After landing in Switzerland, interned crewmembers were typically interrogated and then quarantined for a short period before movement to a permanent internment camp. The first permanent internment facility was established at Adelboden, and others soon followed in Wengen and Davos. Several “punishment” or concentration camps were also established to house internees undergoing disciplinary punishment, normally for attempting escape. These camps included Straflager Wauwilermoos, Hünenburg, Les Diablerets and Greppen. Wauwilermoos was the most notorious of the punishment camps, due to deplorable camp conditions and a fanatical Swiss Army commander.

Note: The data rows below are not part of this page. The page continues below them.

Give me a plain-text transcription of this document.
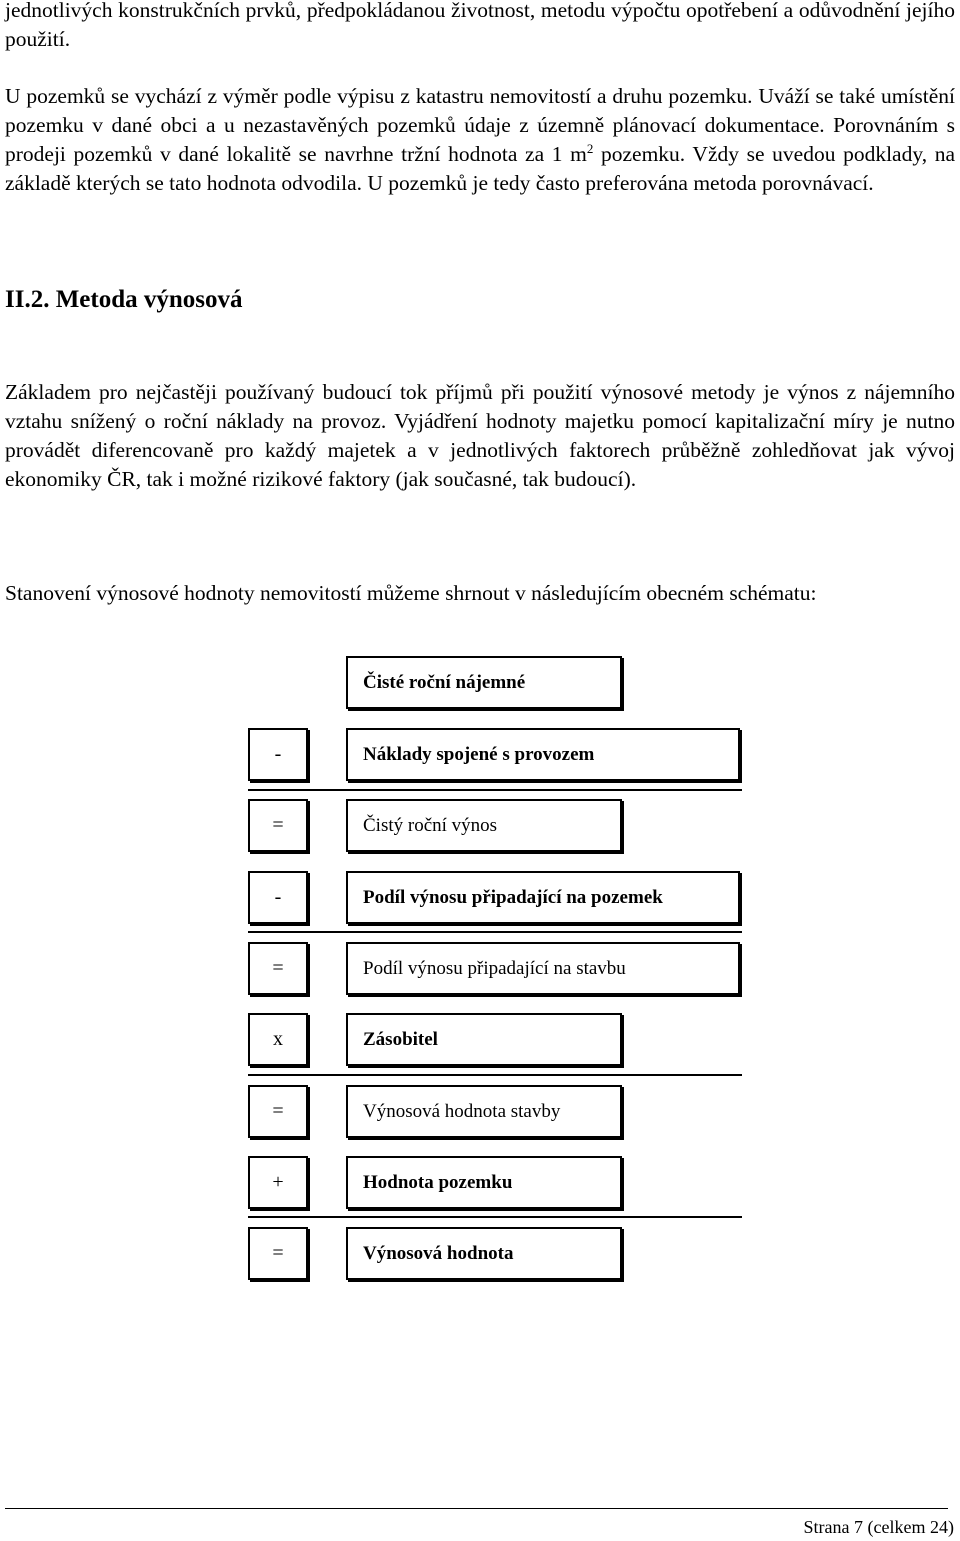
jednotlivých konstrukčních prvků, předpokládanou životnost, metodu výpočtu opotřebení a odůvodnění jejího použití.

U pozemků se vychází z výměr podle výpisu z katastru nemovitostí a druhu pozemku. Uváží se také umístění pozemku v dané obci a u nezastavěných pozemků údaje z územně plánovací dokumentace. Porovnáním s prodeji pozemků v dané lokalitě se navrhne tržní hodnota za 1 $m^2$ pozemku. Vždy se uvedou podklady, na základě kterých se tato hodnota odvodila. U pozemků je tedy často preferována metoda porovnávací.
II.2. Metoda výnosová
Základem pro nejčastěji používaný budoucí tok příjmů při použití výnosové metody je výnos z nájemního vztahu snížený o roční náklady na provoz. Vyjádření hodnoty majetku pomocí kapitalizační míry je nutno provádět diferencovaně pro každý majetek a v jednotlivých faktorech průběžně zohledňovat jak vývoj ekonomiky ČR, tak i možné rizikové faktory (jak současné, tak budoucí).

Stanovení výnosové hodnoty nemovitostí můžeme shrnout v následujícím obecném schématu:

Čisté roční nájemné
-	Náklady spojené s provozem
=	Čistý roční výnos
-	Podíl výnosu připadající na pozemek
=	Podíl výnosu připadající na stavbu
x	Zásobitel
=	Výnosová hodnota stavby
+	Hodnota pozemku
=	Výnosová hodnota
Strana 7 (celkem 24)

Incarceration in such facilities grew dramatically after the Allied invasion of France, mainly because of the increased prospect of escape to Allied lines.

Despite the severe treatment that some internees received at the hands of the Swiss government, the overwhelming majority of Swiss citizens were sympathetic to the Allied cause. Many Swiss citizens risked punishment or exile by helping American airmen to escape the country. The anti-Allied posture of the Swiss government at the time was understandable in a historical context; Switzerland was not self-sufficient, and depended on foreign imports to survive. Neutral states are not required to restrict private citizens from selling munitions or equipment that contribute to the war effort of a belligerent nation, however, they cannot restrict commerce to one belligerent and allow it with another. By the passing of exclusive treaties, the Swiss government did effectively restrict nearly all trade with the Allies, while at the same time providing loans, munitions and key industrial components for the Axis. This clearly violated their neutral status, although this decision probably preserved their political sovereignty and territorial integrity."


https://www.quora.com/What-were-the-conditions-like-in-the-Swiss-internment-camps-for-downed-American-airmen-during-WW2

Brookwood
 
Factual history really bites, don't it? I'll remember this the next time I chow down on Swiss chocolate and read the lauding of Swiss Lugers and Schmidt-Rubin rifles on CGN.

"I can handle my enemies. It's my 'friends' that I need help with".